Land Subsidence and coastal flooding hazrad in southeast Florida


Geodetic monitoring

In order to quantify the distribution and rate of coastal subsidence along the southeast Florida shoreline, we began a geodetic monitoring project, which is supported by the Florida Office of Insurance Regulation. The monitoring relies on two geodetic techniques, GPS and InSAR, which compliments one another. Continuous GPS measurements provide high temporal 3-D positioning observations at limited number of observation points with respect to an external reference frame. Whereas, InSAR provides high spatial resolutions observations of surface changes in line of sight (LOS) between the satellite and the surface, with respect to an arbitrary internal reference point. InSAR-based subsidence measurements are of higher quality in urban settings and arid environments than in vegetated areas, due to the scattering behaviour of each land cover. By using both measuring techniques, we will obtain detailed information of subsidence process in four selected locations and less detailed, but with very good spatial coverage of land subsidence along most of the urban sections of southeast Florida coastline.

Continuous GPS

Precise GPS measurements require the installation of cGPS stations in coastal subsiding areas and monitoring the subsidence over a period of at least 3-4 years. We constructed a network of four continuously operating GPS (cGPS) stations that monitor land subsidence with accuracies of millimeters per year (Figure 1). Each station is equipped with a precise GPS antenna, a monument containing the antenna, solar panels, cellular communication, and an explanation plaque (Figure 2). The spaceborne radar observations enable the detection of building movements over wide areas, also with an accuracy of millimeters per year. Preliminary results of radar observation acquired during 1994-1999 reveal that localized subsidence occurs in Miami Beach with a magnitude of up to 3 mm/yr, in urban areas built on reclaimed marshland.

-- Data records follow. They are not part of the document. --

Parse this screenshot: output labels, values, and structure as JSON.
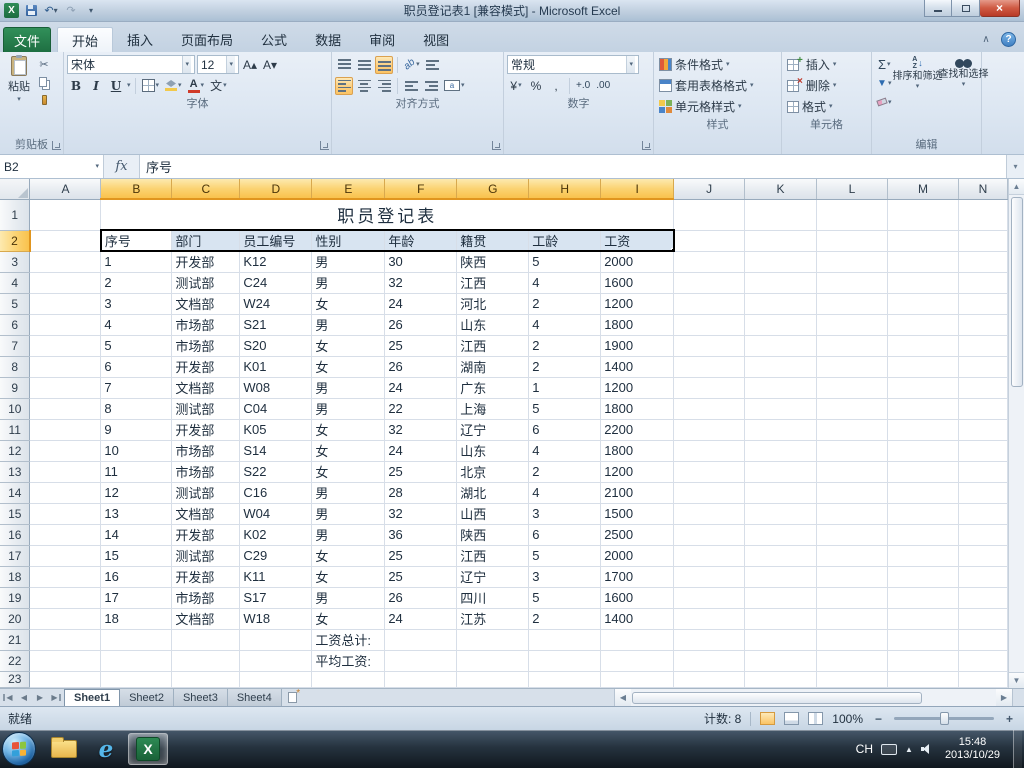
{
  "window": {
    "title": "职员登记表1  [兼容模式] -  Microsoft Excel"
  },
  "ribbon": {
    "file_tab": "文件",
    "tabs": [
      "开始",
      "插入",
      "页面布局",
      "公式",
      "数据",
      "审阅",
      "视图"
    ],
    "active_tab": "开始",
    "clipboard": {
      "paste": "粘贴",
      "group_label": "剪贴板"
    },
    "font": {
      "name": "宋体",
      "size": "12",
      "group_label": "字体"
    },
    "alignment": {
      "group_label": "对齐方式"
    },
    "number": {
      "format": "常规",
      "group_label": "数字"
    },
    "styles": {
      "items": [
        "条件格式",
        "套用表格格式",
        "单元格样式"
      ],
      "group_label": "样式"
    },
    "cells": {
      "items": [
        "插入",
        "删除",
        "格式"
      ],
      "group_label": "单元格"
    },
    "editing": {
      "items": [
        "排序和筛选",
        "查找和选择"
      ],
      "group_label": "编辑"
    },
    "icons": {
      "bold": "B",
      "italic": "I",
      "underline": "U",
      "sigma": "Σ",
      "currency": "¥",
      "percent": "%",
      "comma": ",",
      "inc_decimal": "+.0",
      "dec_decimal": ".00",
      "fx": "fx",
      "phonetic": "文",
      "grow_font": "A▴",
      "shrink_font": "A▾"
    }
  },
  "formula_bar": {
    "name_box": "B2",
    "content": "序号"
  },
  "sheet": {
    "columns": [
      "A",
      "B",
      "C",
      "D",
      "E",
      "F",
      "G",
      "H",
      "I",
      "J",
      "K",
      "L",
      "M",
      "N"
    ],
    "title": "职员登记表",
    "header_cells": [
      "序号",
      "部门",
      "员工编号",
      "性别",
      "年龄",
      "籍贯",
      "工龄",
      "工资"
    ],
    "data_rows": [
      [
        "1",
        "开发部",
        "K12",
        "男",
        "30",
        "陕西",
        "5",
        "2000"
      ],
      [
        "2",
        "测试部",
        "C24",
        "男",
        "32",
        "江西",
        "4",
        "1600"
      ],
      [
        "3",
        "文档部",
        "W24",
        "女",
        "24",
        "河北",
        "2",
        "1200"
      ],
      [
        "4",
        "市场部",
        "S21",
        "男",
        "26",
        "山东",
        "4",
        "1800"
      ],
      [
        "5",
        "市场部",
        "S20",
        "女",
        "25",
        "江西",
        "2",
        "1900"
      ],
      [
        "6",
        "开发部",
        "K01",
        "女",
        "26",
        "湖南",
        "2",
        "1400"
      ],
      [
        "7",
        "文档部",
        "W08",
        "男",
        "24",
        "广东",
        "1",
        "1200"
      ],
      [
        "8",
        "测试部",
        "C04",
        "男",
        "22",
        "上海",
        "5",
        "1800"
      ],
      [
        "9",
        "开发部",
        "K05",
        "女",
        "32",
        "辽宁",
        "6",
        "2200"
      ],
      [
        "10",
        "市场部",
        "S14",
        "女",
        "24",
        "山东",
        "4",
        "1800"
      ],
      [
        "11",
        "市场部",
        "S22",
        "女",
        "25",
        "北京",
        "2",
        "1200"
      ],
      [
        "12",
        "测试部",
        "C16",
        "男",
        "28",
        "湖北",
        "4",
        "2100"
      ],
      [
        "13",
        "文档部",
        "W04",
        "男",
        "32",
        "山西",
        "3",
        "1500"
      ],
      [
        "14",
        "开发部",
        "K02",
        "男",
        "36",
        "陕西",
        "6",
        "2500"
      ],
      [
        "15",
        "测试部",
        "C29",
        "女",
        "25",
        "江西",
        "5",
        "2000"
      ],
      [
        "16",
        "开发部",
        "K11",
        "女",
        "25",
        "辽宁",
        "3",
        "1700"
      ],
      [
        "17",
        "市场部",
        "S17",
        "男",
        "26",
        "四川",
        "5",
        "1600"
      ],
      [
        "18",
        "文档部",
        "W18",
        "女",
        "24",
        "江苏",
        "2",
        "1400"
      ]
    ],
    "footer_labels": [
      "工资总计:",
      "平均工资:"
    ]
  },
  "sheet_tabs": {
    "tabs": [
      "Sheet1",
      "Sheet2",
      "Sheet3",
      "Sheet4"
    ],
    "active": "Sheet1"
  },
  "status_bar": {
    "ready": "就绪",
    "count": "计数: 8",
    "zoom": "100%"
  },
  "taskbar": {
    "lang": "CH",
    "time": "15:48",
    "date": "2013/10/29"
  }
}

Figure 1.  Satellite image (google map) of the Miami-Dade County showing the location of four cGPS units for monitoring coastal subsidence.

Figure 2.  Pictures of cGPS stations in Haulover Park (left) and FIU BBC campus (right).


InSAR analysis

InSAR data analysis of archived ERS-1/2 data yielded significant results with the desired accuracy of 1-2 mm/yr (Fiaschi and Wdowinski, 2020). The ERS-1/2 data were acquired during 1993-1999 and cover a total period of 7 years. We processed the data using the Small Baseline Subset (SBAS) algorithm (Berardino et al. 2002) with 24 acquisitions and 95 interferometric pairs. Data analysis includes multi-looking (1x5), topography phase removal (1 arc-second SRTM), ESA’s Precise Orbits, Goldstein adaptive filter (Goldstein and Werner 1998), co-registration using the Delaunay Minimum Cost Flow (MCF) algorithm (Costantini 1998), and Atmospheric Phase Screen removal by applying spatial (low-pass) and temporal (high-pass) filters. More details of data analysis are provided in Fiaschi and Wdowinski (2020).

Our ERS-1/2 InSAR analysis focused on subsidence within the city of Miami Beach, which have been subjected to periodic flooding. Miami Beach is a densely populated barrier island, roughly 10 km long and 2.5 km wide at its widest point (Figure 3). Our InSAR time series results reveal a patch-like pattern of coherent velocity observations located mainly over the built environment. The results indicate that most of the city (~97%) was stable during the 1993-1999 observation period (green in Fig. 3a). Several localized subsiding areas (< 0.02 km2) were detected mostly in the western and eastern parts of the city (yellow in Fig. 3a). The detected subsidence rate is generally in the 1-3 mm/yr range, with uncertainty level of 0.6-0.8 mm/yr. Uncertainties are calculated for each pixel, based on their multi-temporal coherence values.

Figure 3.  Vertical velocity map over Miami Beach from 1993–1999 and displacement time series (from Fiaschi and Wdowinski, 2019). (a) vertical velocity map obtained with the SBAS technique. The black circles mark the location of the extracted displacement time series. Red lines mark the location of roads affected by flooding during 1998–2012 (data from Wdowinski et al., 2016). Base image source: Esri, DigitalGlobe, GeoEye, Earth Geographics, CNES/Airbus DS, USDA, USGS, AeroGRID, IGN, and the GIS User Community. (b) Vertical displacement time series of the four selected points.